Gregory Katsas — picked to fill a vacancy on the DC Circuit Court of Appeals — told Sen. Dick Durbin (D-Ill.) on Tuesday that the coercive technique was “likely torture, in many circumstances.”
“I hesitate to answer the question in the abstract not knowing the circumstances or the nature of the program,” Katsas told Durbin at his confirmation hearing before the Senate Judiciary Committee. He noted that waterboarding “has been abandoned.”
Durbin shot back, claiming that it wasn’t abstract and that the McCain Amendment, which was passed in 2006, expressly prohibited waterboarding.
President George W. Bush authorized the interrogation tactic, after launching the War on Terror, in the wake of the 9/11 attacks. The technique involves pouring water over a cloth placed on a blindfolded detainee’s open mouth. It is designed to simulate drowning.

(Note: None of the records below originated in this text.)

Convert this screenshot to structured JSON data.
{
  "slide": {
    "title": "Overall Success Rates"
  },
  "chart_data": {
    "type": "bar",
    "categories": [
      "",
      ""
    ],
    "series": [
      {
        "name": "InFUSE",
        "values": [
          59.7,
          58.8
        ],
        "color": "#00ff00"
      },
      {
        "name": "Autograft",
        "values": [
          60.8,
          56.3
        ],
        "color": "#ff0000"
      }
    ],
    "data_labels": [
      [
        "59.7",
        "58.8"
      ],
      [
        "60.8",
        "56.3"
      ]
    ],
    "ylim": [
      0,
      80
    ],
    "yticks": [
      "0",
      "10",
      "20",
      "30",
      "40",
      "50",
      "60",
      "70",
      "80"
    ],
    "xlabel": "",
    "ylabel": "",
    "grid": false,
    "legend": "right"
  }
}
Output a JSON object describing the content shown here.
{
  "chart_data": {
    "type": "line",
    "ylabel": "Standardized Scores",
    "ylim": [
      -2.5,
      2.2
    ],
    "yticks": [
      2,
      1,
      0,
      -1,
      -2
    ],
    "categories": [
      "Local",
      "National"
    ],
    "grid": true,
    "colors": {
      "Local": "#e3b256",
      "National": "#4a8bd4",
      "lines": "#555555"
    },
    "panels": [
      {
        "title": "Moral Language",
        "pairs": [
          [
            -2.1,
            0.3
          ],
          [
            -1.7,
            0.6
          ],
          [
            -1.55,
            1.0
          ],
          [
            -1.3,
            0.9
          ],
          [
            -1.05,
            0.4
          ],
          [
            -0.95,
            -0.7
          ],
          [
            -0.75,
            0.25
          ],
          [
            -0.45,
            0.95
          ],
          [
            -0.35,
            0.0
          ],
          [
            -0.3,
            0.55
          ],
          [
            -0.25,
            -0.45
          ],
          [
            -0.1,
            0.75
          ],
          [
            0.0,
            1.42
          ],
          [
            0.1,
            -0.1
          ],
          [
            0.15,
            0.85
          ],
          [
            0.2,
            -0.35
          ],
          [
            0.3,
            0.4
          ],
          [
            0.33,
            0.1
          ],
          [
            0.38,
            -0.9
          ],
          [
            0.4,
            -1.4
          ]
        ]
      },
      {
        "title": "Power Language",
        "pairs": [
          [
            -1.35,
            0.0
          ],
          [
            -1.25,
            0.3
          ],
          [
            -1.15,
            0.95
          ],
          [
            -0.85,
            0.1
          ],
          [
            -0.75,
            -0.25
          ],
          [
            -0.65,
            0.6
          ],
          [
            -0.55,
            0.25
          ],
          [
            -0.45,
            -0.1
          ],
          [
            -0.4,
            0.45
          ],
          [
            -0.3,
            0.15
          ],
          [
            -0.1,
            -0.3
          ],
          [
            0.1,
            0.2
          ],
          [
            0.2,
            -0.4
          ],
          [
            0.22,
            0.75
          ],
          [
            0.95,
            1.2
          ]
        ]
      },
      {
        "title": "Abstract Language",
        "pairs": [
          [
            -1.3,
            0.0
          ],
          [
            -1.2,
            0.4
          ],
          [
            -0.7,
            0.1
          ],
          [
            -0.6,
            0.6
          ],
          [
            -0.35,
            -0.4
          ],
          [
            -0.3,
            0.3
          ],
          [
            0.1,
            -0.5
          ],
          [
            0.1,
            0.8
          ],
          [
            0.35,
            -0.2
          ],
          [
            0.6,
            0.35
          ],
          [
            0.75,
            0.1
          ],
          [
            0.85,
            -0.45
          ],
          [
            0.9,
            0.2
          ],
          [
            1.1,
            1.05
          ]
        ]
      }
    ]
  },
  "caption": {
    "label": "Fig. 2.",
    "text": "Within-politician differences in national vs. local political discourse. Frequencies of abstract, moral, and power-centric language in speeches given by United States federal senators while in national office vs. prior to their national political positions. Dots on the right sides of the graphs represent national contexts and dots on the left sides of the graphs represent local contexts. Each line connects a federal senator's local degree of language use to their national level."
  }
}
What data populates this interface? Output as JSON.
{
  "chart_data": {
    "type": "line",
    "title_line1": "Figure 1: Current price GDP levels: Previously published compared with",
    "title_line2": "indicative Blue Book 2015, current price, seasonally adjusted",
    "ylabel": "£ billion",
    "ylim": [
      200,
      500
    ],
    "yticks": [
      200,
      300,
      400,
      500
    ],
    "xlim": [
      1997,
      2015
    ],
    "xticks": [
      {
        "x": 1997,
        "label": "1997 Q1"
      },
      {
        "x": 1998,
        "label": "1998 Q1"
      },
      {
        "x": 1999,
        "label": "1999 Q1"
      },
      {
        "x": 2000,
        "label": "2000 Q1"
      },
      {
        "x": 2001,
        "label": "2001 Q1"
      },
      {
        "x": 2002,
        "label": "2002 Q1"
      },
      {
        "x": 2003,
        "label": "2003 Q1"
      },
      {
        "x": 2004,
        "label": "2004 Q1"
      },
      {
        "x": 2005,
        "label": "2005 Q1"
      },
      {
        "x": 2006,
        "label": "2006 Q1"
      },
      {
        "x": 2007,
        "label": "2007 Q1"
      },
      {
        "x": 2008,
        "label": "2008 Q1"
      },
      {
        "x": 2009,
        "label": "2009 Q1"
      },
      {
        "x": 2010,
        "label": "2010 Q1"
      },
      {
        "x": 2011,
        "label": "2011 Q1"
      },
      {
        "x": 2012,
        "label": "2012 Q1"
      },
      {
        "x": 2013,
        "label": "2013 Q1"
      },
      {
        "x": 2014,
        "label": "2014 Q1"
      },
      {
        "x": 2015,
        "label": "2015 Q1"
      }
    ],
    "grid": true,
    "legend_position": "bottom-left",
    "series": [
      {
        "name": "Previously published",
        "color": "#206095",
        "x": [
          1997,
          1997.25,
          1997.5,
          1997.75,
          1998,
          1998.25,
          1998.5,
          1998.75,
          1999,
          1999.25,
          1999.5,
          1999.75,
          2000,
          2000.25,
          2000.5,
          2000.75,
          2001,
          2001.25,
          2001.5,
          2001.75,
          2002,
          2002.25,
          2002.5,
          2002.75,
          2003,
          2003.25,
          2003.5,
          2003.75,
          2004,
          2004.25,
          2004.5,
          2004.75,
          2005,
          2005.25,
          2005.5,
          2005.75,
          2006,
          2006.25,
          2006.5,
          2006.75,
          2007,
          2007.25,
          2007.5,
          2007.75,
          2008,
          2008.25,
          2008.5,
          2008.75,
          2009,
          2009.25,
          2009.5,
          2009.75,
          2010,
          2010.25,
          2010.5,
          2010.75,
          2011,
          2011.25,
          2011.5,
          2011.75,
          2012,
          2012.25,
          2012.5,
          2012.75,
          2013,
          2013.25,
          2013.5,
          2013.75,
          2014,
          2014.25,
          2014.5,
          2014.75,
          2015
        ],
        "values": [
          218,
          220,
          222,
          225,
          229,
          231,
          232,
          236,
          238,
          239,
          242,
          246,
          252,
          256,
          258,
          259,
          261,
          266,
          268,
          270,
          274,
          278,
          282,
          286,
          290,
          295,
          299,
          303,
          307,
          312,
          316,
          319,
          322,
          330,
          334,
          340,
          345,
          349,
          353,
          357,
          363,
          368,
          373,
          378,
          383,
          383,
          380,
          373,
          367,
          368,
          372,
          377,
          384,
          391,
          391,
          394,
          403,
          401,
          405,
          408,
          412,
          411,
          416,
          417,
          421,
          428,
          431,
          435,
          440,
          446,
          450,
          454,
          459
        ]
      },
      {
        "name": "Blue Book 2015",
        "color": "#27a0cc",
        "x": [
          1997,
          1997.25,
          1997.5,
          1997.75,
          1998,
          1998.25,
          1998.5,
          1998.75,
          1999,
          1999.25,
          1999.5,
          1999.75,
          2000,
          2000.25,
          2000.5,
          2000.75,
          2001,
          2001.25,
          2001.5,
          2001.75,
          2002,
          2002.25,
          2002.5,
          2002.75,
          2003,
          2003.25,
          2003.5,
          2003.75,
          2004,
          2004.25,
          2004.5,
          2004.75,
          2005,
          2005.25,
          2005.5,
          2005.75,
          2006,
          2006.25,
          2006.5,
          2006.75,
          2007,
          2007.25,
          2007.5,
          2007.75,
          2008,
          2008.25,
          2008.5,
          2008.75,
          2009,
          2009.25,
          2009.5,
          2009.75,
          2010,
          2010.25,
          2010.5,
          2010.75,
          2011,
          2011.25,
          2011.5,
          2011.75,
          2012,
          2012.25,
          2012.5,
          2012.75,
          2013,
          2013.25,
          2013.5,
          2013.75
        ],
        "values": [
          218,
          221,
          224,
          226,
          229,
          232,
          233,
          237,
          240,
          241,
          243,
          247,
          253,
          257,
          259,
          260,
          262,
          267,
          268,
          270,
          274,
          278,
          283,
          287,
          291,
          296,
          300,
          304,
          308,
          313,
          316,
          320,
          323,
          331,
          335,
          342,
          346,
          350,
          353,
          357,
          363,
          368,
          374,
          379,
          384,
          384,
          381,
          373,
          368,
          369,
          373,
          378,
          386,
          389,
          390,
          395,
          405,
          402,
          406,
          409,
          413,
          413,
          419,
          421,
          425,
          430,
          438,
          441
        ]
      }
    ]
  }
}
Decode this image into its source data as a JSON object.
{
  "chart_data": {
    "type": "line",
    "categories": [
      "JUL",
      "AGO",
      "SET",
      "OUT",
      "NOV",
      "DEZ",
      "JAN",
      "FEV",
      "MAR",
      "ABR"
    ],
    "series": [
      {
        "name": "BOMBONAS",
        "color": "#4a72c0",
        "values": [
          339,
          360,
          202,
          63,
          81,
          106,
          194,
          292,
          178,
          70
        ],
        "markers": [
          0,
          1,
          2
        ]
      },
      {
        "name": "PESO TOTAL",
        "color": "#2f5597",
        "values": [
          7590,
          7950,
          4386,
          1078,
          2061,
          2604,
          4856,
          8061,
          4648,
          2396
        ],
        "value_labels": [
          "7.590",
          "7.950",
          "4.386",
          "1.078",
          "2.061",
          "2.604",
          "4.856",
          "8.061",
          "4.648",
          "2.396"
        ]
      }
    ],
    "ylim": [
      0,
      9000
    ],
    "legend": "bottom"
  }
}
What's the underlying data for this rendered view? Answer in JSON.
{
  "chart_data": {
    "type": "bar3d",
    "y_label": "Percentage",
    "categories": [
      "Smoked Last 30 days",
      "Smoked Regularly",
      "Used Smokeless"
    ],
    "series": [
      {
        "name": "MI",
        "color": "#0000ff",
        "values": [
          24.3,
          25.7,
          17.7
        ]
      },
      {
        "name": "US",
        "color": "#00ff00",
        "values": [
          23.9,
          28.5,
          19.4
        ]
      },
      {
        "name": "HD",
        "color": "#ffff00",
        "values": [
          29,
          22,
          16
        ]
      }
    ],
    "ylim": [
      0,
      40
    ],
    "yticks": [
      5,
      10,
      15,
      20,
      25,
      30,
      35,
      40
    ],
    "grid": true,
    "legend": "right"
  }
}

The so-called Senate Torture Report, overseen by Dianne Feinstein (D-Calif.), said in 2014 that the Bush waterboarding program “was physically harmful,” and caused “convulsions and vomiting.” One detainee was rendered “completely unresponsive, with bubbles rising through his open, full mouth.”
“Internal CIA records describe the waterboarding of [alleged 9/11 mastermind] Khalid Shaykh Mohammad as evolving into a ‘series of near drownings,'” the report also states.
Believing waterboarding was no longer up for legal discussion, Durbin asked Katsas: “Why is this still a matter in doubt?”
Katsas replied that the McCain Amendment didn’t specifically bar waterboarding, but rather “cruel, inhuman, or degrading treatment.”
“It clearly could be, no question about it,” Katsas said, when asked if waterboarding was “cruel, inhuman or degrading.”
Durbin said he was “surprised by the exchange.”
“There clearly is uncertainty in your answer,” the liberal senator remarked.
Sen. Ted Cruz (R-Texas), who followed Durbin, was satisfied with Katsas’ reply, seizing on the jurist’s reluctance to comment “in the abstract.”
“It’s fair to say you’d look to whatever Congressional statutes spoke to the issue, and any federal and congressional definition of torture,” Cruz said, echoing Katsas’ claim that specifics matter.
The DC Circuit has unique oversight power. It is the only appellate court with nationwide jurisdiction, and it almost exclusively rules on federal agencies’ activities.
While on the campaign trail last year, President Trump promised to bring back waterboarding “and a hell of a lot worse.” Trump has since said he would defer to cabinet officials who have advised against such a move.
Supreme Court Justice Neil Gorsuch was asked about the practice, during his confirmation hearing earlier this year. Gorsuch told the Senate Judiciary Committee that “no one is above the law — including the President,” when asked about Trump’s campaign vow.
“[T]orture, as well as cruel, inhuman, and degrading treatment, is expressly prohibited by law,” Gorsuch said in a questionnaire submitted to the committee. During his confirmation, Gorsuch also noted that the McCain Amendment outlawed waterboarding. Both Gorsuch and Katsas served in the Bush Administration at the Justice Department.
Another one of the President’s more hardline campaign trail promises came up in an April confirmation hearing, when CIA General Counsel nominee Courney Elwood was asked about Trump’s pledge “to take out their families,” referring to civilians related to Islamic State fighters.
Elwood said such rules of engagement “would implicate a variety of laws” and that it would target “persons who are not otherwise lawful targets under existing law.” But she did not state that the deliberate targeting of families was explicitly illegal.
“If confirmed, I will work to ensure that all activities of the CIA fully and faithfully comply with the Constitution and US law,” she said.